The state's Excise Department is mulling the idea of erasing the clause from the Special Permits and Licenses Rules 1952, which permits the granting of licences for the manufacture, sale and purchase of liquor chocolates. This means that eating, buying, making and selling alcohol-based chocolates without possessing a liquor permit will be considered a cognisable and bailable offence.
Licence to binge: On December 1, MiD DAY had reported that excise
authorities wanted all chocolatiers, shopkeepers and consumers of
alcohol-based chocolates to produce liquor licences or permits before
buying or selling them
On December 1, MiD DAY had reported that the excise authorities wanted all chocolatiers, shopkeepers and consumers of alcohol-based chocolates to produce liquor licences or permits before buying or selling them.
The department began re-thinking the feasibility of the clause last month, when the Vashi branch of the department apprehended a 25-year-old man from sector 15 of Vashi, for allegedly having alcohol-based chocolates in his possession and selling them to under-age college students. The man was booked under Section 65 (E) of the Bombay Prohibition Act and produced before the Thane court, to be released later on a bail of Rs 4,000.
"This case has opened the eyes of the department. We have not sold a single permit, and yet, these chocolates have flooded the market and are widely consumed by the masses, including children and college youths. The department is now thinking of ways to stop these practices. We are not earning any revenue from the sale and manufacture of liquor chocolates, and instead the law is being bent. This is why we are toying with the idea of erasing the clause from the SPLR, 1952," said a senior official of the excise department, on condition of anonymity.
Speaking to MiD DAY, A B Ghatol, joint commissioner of the department, said, "It is too early to say anything with certainty.
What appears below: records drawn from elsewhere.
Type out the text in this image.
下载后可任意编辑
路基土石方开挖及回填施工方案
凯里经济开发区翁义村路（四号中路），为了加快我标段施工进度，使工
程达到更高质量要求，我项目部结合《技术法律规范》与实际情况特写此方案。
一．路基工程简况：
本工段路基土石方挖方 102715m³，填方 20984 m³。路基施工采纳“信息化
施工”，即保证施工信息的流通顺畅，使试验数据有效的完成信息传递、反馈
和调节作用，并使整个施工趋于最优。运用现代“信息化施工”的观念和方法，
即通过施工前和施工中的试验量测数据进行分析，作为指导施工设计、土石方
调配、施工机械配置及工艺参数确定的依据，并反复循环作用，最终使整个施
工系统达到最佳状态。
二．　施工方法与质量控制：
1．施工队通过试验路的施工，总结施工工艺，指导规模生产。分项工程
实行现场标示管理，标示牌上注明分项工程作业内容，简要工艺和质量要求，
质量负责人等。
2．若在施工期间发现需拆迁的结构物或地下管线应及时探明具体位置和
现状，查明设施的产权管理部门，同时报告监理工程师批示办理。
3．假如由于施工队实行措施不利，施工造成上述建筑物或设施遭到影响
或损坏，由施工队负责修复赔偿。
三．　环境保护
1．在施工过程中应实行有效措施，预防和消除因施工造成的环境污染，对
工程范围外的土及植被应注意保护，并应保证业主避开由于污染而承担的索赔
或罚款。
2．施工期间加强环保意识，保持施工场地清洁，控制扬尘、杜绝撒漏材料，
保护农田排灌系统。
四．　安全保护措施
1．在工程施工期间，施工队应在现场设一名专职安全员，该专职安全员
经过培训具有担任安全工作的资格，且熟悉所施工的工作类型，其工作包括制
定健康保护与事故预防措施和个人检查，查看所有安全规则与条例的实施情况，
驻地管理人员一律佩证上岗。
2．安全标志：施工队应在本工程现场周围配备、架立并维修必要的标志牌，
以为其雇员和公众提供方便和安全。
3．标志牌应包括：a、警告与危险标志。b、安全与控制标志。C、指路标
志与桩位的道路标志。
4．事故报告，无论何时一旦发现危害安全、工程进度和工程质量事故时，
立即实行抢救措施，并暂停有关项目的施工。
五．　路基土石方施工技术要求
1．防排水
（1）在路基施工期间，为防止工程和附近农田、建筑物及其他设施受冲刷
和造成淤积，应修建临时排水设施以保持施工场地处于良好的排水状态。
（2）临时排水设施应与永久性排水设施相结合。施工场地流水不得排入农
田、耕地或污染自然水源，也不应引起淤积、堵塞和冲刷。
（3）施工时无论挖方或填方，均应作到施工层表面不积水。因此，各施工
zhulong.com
We have collected a few liquor chocolate samples and have sent them for laboratory tests. We are waiting for the test reports to come in. The content of the liquor will be checked. We are still mulling over our decision."
Chocolate makers across the city are up in arms against the plan. "This is absurd. The government should think of a solution other than erasing the clause altogether. There must be better options. Limits need to be defined. Also, what about coffee shops and other eateries that sell these chocolates? Will they also have to acquire an alcohol permit simply to sell them? What about imported chocolates, which are sold in the shops? Do those shopkeepers also have to apply for liquor permits?" asked Andheri-based chocolate maker Alisha Fernandez.
Did you know?
Drinking alcohol without a permit is a cognisable and bailable offence. There are various penalties depending on different factors, like the quantity of liquor involved. The offence can attract a maximum fine of Rs 50,000, and imprisonment up to five years. The magnitude of the penalty puts drinking in the same category of crime as assault or rioting.